Membiasakan Mempersiapkan Diri
Kondisi negeri ini sedang dalam ujian yang begitu berat. Berbagai pemasalahan datang silih berganti. Ada banyak orang yang berpendapat tentang peristiwa-peristiwa itu. Di antara mereka ada yang berkata bahwa inilah ujian Allah terhadap bangsa ini supaya bisa bangkit dari keterpurukan. Setelah sekian lama berkubang dalam lautan krisis sejak moneter kita hancur lebur, inilah momentumnya untuk menyatukan komponen bangsa, bersama-sama menyatukan pikiran untuk memperoleh solusi terbaik. Namun demikian, tidak sedikit yang berpendapat bahwa Allah sedang marah karena bangsa ini terlalu banyak berbuat dzolim. Kemaksiatan dilegalkan, rakyat disengsarakan, bahkan kemusyrikan pun dijadikan aset daerah dengan dalih pelestarian budaya. Belum lagi eksploitasi alam yang tidak mengindahkan lingkungan. Dengan demikian, kedzoliman-kedzoliman tersebut efeknya terakumulasikan menjadi musibah yang menimpa kita saat ini.
Kasus lumpur Sidoarjo adalah salah satu dari bencana kekinian yang belum tertuntaskan. Apalagi, jika kita menengok kembali ke belakang, masih terpatri dalam benak kita suara jerit tangis, tumpukan mayat, dan hancur leburnya Aceh karena tsunami. Belum tuntas tahap pemulihannya, negeri ini kembali berduka dengan gempa Yogyakarta. Namun, perlu disadari ternyata berita-berita yang menjadi headline media hanya bencana-bencana besar yang menghancurkan infrastruktur fisik. Padahal, di negeri ini masih begitu banyak bencana yang efeknya jauh lebih besar karena menghancurkan masa depan generasi bangsa. Negeri ini terancam kehilangan generasinya ketika narkoba telah mencandu anak-anak SD, gedung-gedung sekolah terbiarkan roboh, atau sekolah ternyata hanya menjadi mimpi panjang bagi rakyat bawah karena mahalnya buku dan biaya sekolah.

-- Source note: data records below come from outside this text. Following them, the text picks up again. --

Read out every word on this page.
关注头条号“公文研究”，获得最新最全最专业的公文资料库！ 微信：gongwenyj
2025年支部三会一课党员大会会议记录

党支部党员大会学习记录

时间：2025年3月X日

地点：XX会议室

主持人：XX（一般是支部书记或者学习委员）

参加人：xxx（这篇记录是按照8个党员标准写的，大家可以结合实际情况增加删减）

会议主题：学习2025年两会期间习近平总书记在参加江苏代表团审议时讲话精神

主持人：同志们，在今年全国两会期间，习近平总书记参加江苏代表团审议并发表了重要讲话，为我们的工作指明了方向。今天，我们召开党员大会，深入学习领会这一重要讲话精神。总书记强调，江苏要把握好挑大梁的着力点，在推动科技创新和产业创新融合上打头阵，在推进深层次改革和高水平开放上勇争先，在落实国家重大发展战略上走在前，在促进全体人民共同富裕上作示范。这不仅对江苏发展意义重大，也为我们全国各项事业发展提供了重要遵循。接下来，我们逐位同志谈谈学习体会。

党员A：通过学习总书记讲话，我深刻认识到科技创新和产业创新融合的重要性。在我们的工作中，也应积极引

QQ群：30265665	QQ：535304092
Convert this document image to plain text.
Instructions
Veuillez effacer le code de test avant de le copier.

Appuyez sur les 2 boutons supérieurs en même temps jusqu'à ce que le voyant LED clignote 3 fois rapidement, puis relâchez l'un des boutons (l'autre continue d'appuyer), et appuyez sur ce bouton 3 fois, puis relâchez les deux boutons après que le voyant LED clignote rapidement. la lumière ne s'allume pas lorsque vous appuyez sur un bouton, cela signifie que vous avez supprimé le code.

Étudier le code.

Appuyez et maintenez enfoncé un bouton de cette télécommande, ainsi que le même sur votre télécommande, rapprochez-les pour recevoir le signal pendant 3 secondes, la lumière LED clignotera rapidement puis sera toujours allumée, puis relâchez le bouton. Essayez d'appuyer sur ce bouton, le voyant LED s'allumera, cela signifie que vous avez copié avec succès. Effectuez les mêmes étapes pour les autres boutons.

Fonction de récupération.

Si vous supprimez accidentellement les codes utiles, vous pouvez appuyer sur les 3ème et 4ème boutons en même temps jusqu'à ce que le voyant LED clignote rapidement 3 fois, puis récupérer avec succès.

Dalam skala kecil, peristiwa-peristiwa itu seharusnya menjadi bahan refleksi bagi kita. Seringkali kita merasa bahwa hidup ini terasa sangat berat. Dengan aktivitas kuliah yang sudah menumpuk, kita masih terbebani dengan tugas-tugas kuliah. Bagi yang aktif di organisasi, mereka harus menyisihkan waktu untuk agenda rapat dan kepanitiaan. Belum lagi problem dengan teman, di rumah, dan di lingkungan kos. Kompleksitas hidup itu seringkali kita hadapi dengan keluhan. Jadi, semakin berat yang kita hadapi, semakin sering kita berbagi keluhan dengan teman, meratapi nasib diri yang tampaknya begitu malang.
Padahal, nasib kita masih lebih beruntung, bahkan jauh lebih beruntung, dibandingkan negara kita saat ini dengan berbagai musibah yang telah disebutkan. Kita jarang berusaha untuk menyadarinya. Pembangunan kesadaran ini memang belum menjadi kultur karena terbentur dengan paradigma lama yang telah mengakar. Kita sering kewalahan menghadapi masalah demi masalah karena kita memang sengaja tidak mempersiapkan diri untuk menghadapinya. Bukankah Allah sudah mengingatkan kita dalam firman-Nya untuk mempersiapkan diri dengan apa saja yang kita miliki, untuk menghadapi tantangan yang ada di depan kita, apapun itu (Al Anfal: 60)? Supaya tidak terkena depresi berat, bentuklah mental yang kuat dengan sholat. Agar kita memenangi pertandingan sepakbola, tempalah fisik secara rutin dengan berlari pagi atau berlatih passing. Menghadapi UTS juga harus kita persiapkan dengan belajar rutin jauh-jauh hari dan menjaga kesehatan. Untuk menghadapi konflik dengan keluarga, teman, dan lingkungan, bisa kita bekali diri dengan intens berinteraksi untuk menambah pemahaman kita tentang karakter orang lain. Peluang masalah akan terselesaikan jauh lebih optimal, otomatis akan jauh lebih besar jika kita sudah mempersiapkan diri menghadapinya, bukan?
Tentunya bukan langkah solutif apabila kita hanya bisa mengutuk, menghujat, atau meratapi tiap masalah. Adalah tindakan sia-sia jika sekarang kita masih berkeluh kesah tanpa kongkret mengatasi. Tak sesulit yang kita bayangkan untuk menjadi lebih baik. Dengan mulai mempersiapkan diri untuk menghadapi masalah, pribadi yang siap dengan solusi-solusi tepat dan kreatif untuk tiap problem akan terbentuk.